Gaddafi death: The bloody birth of a new Libya
By Jeremy Bowen
BBC Middle East editor, Tripoli
22 October 2011
Gaddafi was captured alive and dragged along the ground in Sirte
The death of Muammar Gaddafi has removed a big problem for this country's transition rulers. It has also imbued the new Libya with original sin it may regret.
The leaders of the National Transitional Council (NTC) during the months of the fight against the colonel often spoke about building a country based on rights, not revenge.
But the iconic image of their moment of national liberation is of Col Gaddafi, a man who spilled oceans of other peoples' blood, not accounting for his crimes in a court, but being set upon by fighters who killed him.
One man here in Tripoli told me he thought Col Gaddafi should have been spared to make him face justice. But everyone else I have spoken to is just pleased he is dead, and they do not care how it happened.
But if the new Libya is going to be a country of rights, then it has some questions to answer.
The most pressing are about what appears to have been the summary executions of Col Gaddafi and his son Mutassim.
But black Africans have also been rounded up as alleged mercenaries, on little or no evidence, without being given access to a lawyer.
I saw several dozen of them today being driven through Tripoli, hands bound, blindfolded with cloths of Gaddafi green, in the back of trucks with welded-on anti-aircraft cannon and heavy machine guns.
Body quandary
Col Gaddafi was a cruel dictator who ordered appalling acts of murder. He built a system that ran on fear and brutality.
He deserved to face punishment. The one he received was summary justice - of the kind that his own henchmen had meted out for years.
States that have been through deep and violent change tend to do best later on if there is a process of national reconciliation. Old enemies need to learn how to work together.
Maybe dispatching Col Gaddafi and his son will make that easier - or it might make the NTC's promises of fairness and forgiveness harder to believe.
Right or wrong, killing him quickly solved a problem for the National Transitional Council. The arguments about what to do with the body and where to bury it have been difficult enough.
If he had lived, there would have been months of rows about his crimes, his trial and his punishment.
And there would have been the nagging fear that Col Gaddafi's existence, and his first public and no doubt defiant appearance in court, would be a focus for the old regime's loyalists, who are now quietly keeping their heads down.
Libyans have been celebrating without expressing qualms about the manner of Gaddafi's death
Head down
And the death of the colonel has changed the atmosphere in the capital. To get an idea of how profoundly, take a walk through Martyrs' Square in the old part of Tripoli. It was called Green Square in the Gaddafi years.
During the time in the spring and summer that Nato was bombing Libya, the square was the centre of the Gaddafi cult.
Most afternoons and evenings there were demonstrations, all with the same simple message - against Nato, and glorifying the colonel.

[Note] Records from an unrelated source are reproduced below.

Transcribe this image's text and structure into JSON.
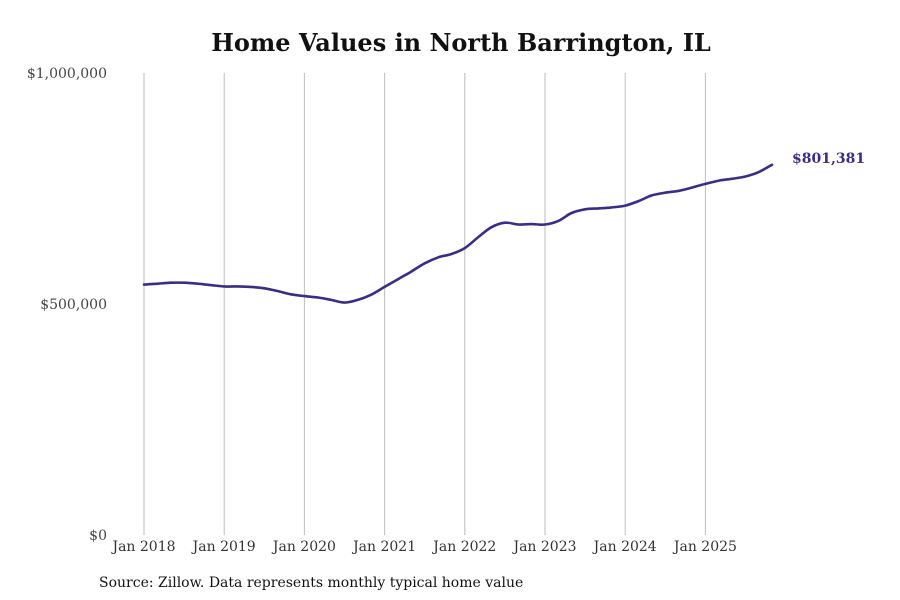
{
  "chart_data": {
    "type": "line",
    "title": "Home Values in North Barrington, IL",
    "xlabel": "",
    "ylabel": "",
    "ylim": [
      0,
      1000000
    ],
    "yticks": [
      {
        "value": 0,
        "label": "$0"
      },
      {
        "value": 500000,
        "label": "$500,000"
      },
      {
        "value": 1000000,
        "label": "$1,000,000"
      }
    ],
    "xticks": [
      {
        "value": 2018.0,
        "label": "Jan 2018"
      },
      {
        "value": 2019.0,
        "label": "Jan 2019"
      },
      {
        "value": 2020.0,
        "label": "Jan 2020"
      },
      {
        "value": 2021.0,
        "label": "Jan 2021"
      },
      {
        "value": 2022.0,
        "label": "Jan 2022"
      },
      {
        "value": 2023.0,
        "label": "Jan 2023"
      },
      {
        "value": 2024.0,
        "label": "Jan 2024"
      },
      {
        "value": 2025.0,
        "label": "Jan 2025"
      }
    ],
    "xlim": [
      2018.0,
      2026.0
    ],
    "grid": "vertical",
    "series": [
      {
        "name": "Typical home value",
        "color": "#3b2c85",
        "points": [
          [
            2018.0,
            542000
          ],
          [
            2018.17,
            544000
          ],
          [
            2018.33,
            546000
          ],
          [
            2018.5,
            546000
          ],
          [
            2018.67,
            544000
          ],
          [
            2018.83,
            541000
          ],
          [
            2019.0,
            538000
          ],
          [
            2019.17,
            538000
          ],
          [
            2019.33,
            537000
          ],
          [
            2019.5,
            534000
          ],
          [
            2019.67,
            528000
          ],
          [
            2019.83,
            521000
          ],
          [
            2020.0,
            517000
          ],
          [
            2020.17,
            514000
          ],
          [
            2020.33,
            509000
          ],
          [
            2020.5,
            503000
          ],
          [
            2020.67,
            509000
          ],
          [
            2020.83,
            520000
          ],
          [
            2021.0,
            537000
          ],
          [
            2021.17,
            554000
          ],
          [
            2021.33,
            570000
          ],
          [
            2021.5,
            588000
          ],
          [
            2021.67,
            601000
          ],
          [
            2021.83,
            608000
          ],
          [
            2022.0,
            621000
          ],
          [
            2022.17,
            645000
          ],
          [
            2022.33,
            666000
          ],
          [
            2022.5,
            676000
          ],
          [
            2022.67,
            672000
          ],
          [
            2022.83,
            673000
          ],
          [
            2023.0,
            672000
          ],
          [
            2023.17,
            680000
          ],
          [
            2023.33,
            697000
          ],
          [
            2023.5,
            705000
          ],
          [
            2023.67,
            707000
          ],
          [
            2023.83,
            709000
          ],
          [
            2024.0,
            713000
          ],
          [
            2024.17,
            723000
          ],
          [
            2024.33,
            735000
          ],
          [
            2024.5,
            741000
          ],
          [
            2024.67,
            745000
          ],
          [
            2024.83,
            752000
          ],
          [
            2025.0,
            760000
          ],
          [
            2025.17,
            767000
          ],
          [
            2025.33,
            771000
          ],
          [
            2025.5,
            776000
          ],
          [
            2025.67,
            786000
          ],
          [
            2025.83,
            801381
          ]
        ]
      }
    ],
    "annotations": [
      {
        "text": "$801,381",
        "color": "#3b2c85"
      }
    ]
  },
  "footer": {
    "source": "Source: Zillow. Data represents monthly typical home value"
  }
}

The rallies were not comfortable places to be. The crowd would work themselves up to a pitch of anger. On Fridays especially, thousands of bullets would get fired into the sky.
Ask someone a question and you would be surrounded by a jostling, yelling mass of people competing to condemn the West and express their love for Muammar Gaddafi.
As soon as the regime fell at the end of August, it started to change. The faces were different.
I had started recognising the noisiest regulars in the Gaddafi rallies. The new ones in what was soon renamed Martyr's Square often said they had not been to the Square for years.
As in all police states, the best thing to do was to keep your head down so as not to get noticed.
Weight lifted
Some things do not change. Libyans are never going to be quiet when they get into a crowd.
People celebrating the death of the Gaddafis, just like his supporters, enjoy driving overloaded cars around the city at speed, as they hang out of the windows and chant slogans.
And Libyan still have an alarming love of expressing their emotions by firing into the air, though I notice they aim the heavy guns out to sea now instead of straight up.
But I have never seen Tripoli so relaxed, which should not be surprising. A heavy weight has been lifted. While Col Gaddafi lived, many Libyans could not quite lose the fear that he might come back.
But now they have seen his body. Crowds in Misrata have even lined to view it and snap it where it lies in a cold store.
Tunisians and Egyptian revolutionaries have a growing fear that they got rid of the man at the top, while important parts of the old regime stay intact and powerful.
Libyans do not need to have that fear. Col Gaddafi's Libya has been smashed. It is, really, a new beginning.
That is why they need to get the fundamentals right from the very start.